Nothing is, I repeat, better worth seeing, nothing less often seen by the tourist; for it lies off the track. The Rock of Cashel is a lone steep hillock, sharply scarped, and rising out of the plain which stretches from Slievenamon to Slieve Phelim, and comprises in fact the rich land drained by the Suir. Such a spot was inevitably seized on for a stronghold, and from its earliest days Milesian rule centred here. To Cashel it was that St. Patrick came to convert the king of Munster, for Cashel was to the southern half of Ireland what Tara was to the northern. It was the heart of Munster, whence principalities radiated out. Thomond, North Munster, ran west from it into Clare, across the Shannon; Ormond, Oir Mumhan, East Munster, lay away from it towards Kilkenny and Eastern Tipperary; Desmond, Deas Mumhan, the great kingdom of South Munster, comprising Cork and Kerry, came to its walls, for theoretically the High Kingship of southern Ireland alternated between Thomond and Desmond. And away south-east, through the gap between Slievenamon and the Comeragh Mountains, you can see into Waterford, which in Irish was called the Deisi, falling into Desmond as a separate lordship.
This rock is crowned with buildings that speak of war and peace, but of peace rather than war. There stands intact Cormac's Chapel, finest example of Irish building in the pre-Norman style; round-arched, solid, barrel-roofed, decorated with string-courses of dogtooth moulding. Beside it is the great cathedral built by the O'Brien lord of Thomond, cathedral and fortress in one; unroofed now, dismantled, and ruinous, yet hardly beyond reach of repair, since the choir was used as a cathedral till the latter part of the eighteenth century. Then an archbishop got an Act of Parliament authorizing him to unroof it and providing a regiment of soldiers to execute the work. Archbishop Price's reason for such an enterprise may not seem wholly conclusive; he liked—good easy man—to drive in comfortable state to his cathedral door, and no coach and horses could conveniently ascend the winding path up the Rock.
Beside the cathedral is the tall Round Tower, and on the north side of the Rock, many remains of choir schools and other monastic buildings. On the level plain and in the town are other monasteries ruined yet not wholly shorn of their splendour; and within a few miles, Holycross Abbey and Athassel speak of the wealth and culture which were destroyed in this rich land of the Golden Vale.

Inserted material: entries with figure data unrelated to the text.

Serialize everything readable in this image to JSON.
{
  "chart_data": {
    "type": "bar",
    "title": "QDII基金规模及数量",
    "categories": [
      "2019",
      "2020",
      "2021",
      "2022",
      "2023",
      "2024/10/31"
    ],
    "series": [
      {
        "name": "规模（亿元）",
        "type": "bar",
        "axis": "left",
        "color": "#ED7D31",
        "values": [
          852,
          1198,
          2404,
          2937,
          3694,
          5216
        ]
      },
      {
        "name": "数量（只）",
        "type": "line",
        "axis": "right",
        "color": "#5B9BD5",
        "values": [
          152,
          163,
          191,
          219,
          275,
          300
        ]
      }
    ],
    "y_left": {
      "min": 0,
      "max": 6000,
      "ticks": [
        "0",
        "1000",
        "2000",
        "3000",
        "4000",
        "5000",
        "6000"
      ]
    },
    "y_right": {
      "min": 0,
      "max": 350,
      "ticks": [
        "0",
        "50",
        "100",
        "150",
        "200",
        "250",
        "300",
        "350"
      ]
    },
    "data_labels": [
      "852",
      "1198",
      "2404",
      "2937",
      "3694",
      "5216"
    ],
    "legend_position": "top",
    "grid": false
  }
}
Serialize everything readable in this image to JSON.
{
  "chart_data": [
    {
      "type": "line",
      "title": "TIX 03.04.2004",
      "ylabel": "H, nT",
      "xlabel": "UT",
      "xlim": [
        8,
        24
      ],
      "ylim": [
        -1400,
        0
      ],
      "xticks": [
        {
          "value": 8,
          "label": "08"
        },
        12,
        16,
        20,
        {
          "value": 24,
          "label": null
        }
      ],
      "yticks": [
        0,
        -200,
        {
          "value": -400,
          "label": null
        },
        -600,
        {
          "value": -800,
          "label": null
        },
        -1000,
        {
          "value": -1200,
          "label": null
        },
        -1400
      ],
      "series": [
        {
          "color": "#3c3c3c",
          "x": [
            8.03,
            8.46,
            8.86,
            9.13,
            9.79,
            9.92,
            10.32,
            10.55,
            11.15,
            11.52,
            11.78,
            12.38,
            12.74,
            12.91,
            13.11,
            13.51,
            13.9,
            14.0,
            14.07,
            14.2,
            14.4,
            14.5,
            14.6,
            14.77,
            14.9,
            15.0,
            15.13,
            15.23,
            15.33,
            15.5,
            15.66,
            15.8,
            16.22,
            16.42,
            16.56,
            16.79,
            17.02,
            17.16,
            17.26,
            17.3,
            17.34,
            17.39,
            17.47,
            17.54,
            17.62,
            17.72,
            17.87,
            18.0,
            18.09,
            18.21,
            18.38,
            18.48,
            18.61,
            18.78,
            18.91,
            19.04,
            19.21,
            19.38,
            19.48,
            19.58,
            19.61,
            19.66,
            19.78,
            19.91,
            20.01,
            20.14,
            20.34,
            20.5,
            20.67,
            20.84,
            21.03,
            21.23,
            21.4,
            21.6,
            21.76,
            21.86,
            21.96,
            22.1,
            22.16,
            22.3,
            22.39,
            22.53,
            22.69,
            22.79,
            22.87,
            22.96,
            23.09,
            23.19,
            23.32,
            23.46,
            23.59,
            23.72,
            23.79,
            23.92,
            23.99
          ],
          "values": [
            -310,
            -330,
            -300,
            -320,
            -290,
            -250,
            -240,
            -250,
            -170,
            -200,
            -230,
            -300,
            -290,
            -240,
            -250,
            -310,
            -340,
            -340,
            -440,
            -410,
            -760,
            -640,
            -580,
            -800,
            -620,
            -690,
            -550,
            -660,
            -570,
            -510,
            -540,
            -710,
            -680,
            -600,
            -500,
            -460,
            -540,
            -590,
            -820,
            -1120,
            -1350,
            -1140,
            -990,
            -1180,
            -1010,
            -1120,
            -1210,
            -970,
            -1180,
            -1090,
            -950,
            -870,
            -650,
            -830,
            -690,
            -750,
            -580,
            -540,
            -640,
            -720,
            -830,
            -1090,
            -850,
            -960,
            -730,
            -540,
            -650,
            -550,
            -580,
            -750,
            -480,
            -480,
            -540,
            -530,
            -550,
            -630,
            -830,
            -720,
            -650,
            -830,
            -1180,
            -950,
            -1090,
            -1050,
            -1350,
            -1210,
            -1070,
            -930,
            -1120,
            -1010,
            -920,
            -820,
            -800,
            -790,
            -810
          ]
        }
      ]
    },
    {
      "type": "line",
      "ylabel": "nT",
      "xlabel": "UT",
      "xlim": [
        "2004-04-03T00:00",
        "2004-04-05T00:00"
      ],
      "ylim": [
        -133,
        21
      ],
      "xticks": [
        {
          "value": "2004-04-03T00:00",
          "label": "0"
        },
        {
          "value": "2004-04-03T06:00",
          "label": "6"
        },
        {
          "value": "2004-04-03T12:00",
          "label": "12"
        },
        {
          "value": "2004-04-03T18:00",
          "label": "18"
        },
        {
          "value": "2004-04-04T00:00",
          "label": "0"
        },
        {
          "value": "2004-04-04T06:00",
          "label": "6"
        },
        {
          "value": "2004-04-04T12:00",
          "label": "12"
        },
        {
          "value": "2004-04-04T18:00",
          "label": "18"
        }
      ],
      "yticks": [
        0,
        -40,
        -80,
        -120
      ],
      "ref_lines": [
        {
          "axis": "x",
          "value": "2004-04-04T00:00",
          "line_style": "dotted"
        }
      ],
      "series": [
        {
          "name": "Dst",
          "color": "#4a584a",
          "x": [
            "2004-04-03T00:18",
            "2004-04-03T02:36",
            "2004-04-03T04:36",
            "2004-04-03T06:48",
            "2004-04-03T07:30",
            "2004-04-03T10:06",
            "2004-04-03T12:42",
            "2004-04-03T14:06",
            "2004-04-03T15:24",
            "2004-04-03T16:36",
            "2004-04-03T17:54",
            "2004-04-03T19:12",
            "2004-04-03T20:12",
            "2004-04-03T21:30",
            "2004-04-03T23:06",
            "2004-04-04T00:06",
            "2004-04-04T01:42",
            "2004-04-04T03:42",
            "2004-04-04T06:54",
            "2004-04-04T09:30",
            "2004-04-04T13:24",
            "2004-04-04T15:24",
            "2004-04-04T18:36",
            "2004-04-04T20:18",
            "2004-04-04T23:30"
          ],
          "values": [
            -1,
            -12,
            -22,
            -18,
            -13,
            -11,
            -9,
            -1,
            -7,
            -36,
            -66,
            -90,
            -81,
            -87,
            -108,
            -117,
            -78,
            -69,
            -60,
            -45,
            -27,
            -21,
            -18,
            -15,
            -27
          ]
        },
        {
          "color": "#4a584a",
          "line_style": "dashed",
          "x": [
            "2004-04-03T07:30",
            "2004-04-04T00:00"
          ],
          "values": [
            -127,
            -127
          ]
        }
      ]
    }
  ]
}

But the Rock itself, standing up there, crowned with such a group of buildings as no other of Ireland's high places can parallel, is the true object of pilgrimage; and the view from it over the Golden Vale, to the noble Galtee peaks and pinnacles due south of you, and the long waving line of Comeragh Mountains which runs continuously east from them along the valley of the Suir, is a prospect worth long journeying. Nor is that all. Slievenamon rises dome-shaped from the eastern plain, a gap between it and the outlying spurs of Comeragh showing where the Suir, headed off its southward course by Galteemore, finds a way eastward to the sea: and to the north beyond the plain is the far-off range of Slievebloom, dividing Leinster from the Shannon; and nearer towards Athlone and the Shannon are the low hills with the Devil's Bit nipped out of the top of them.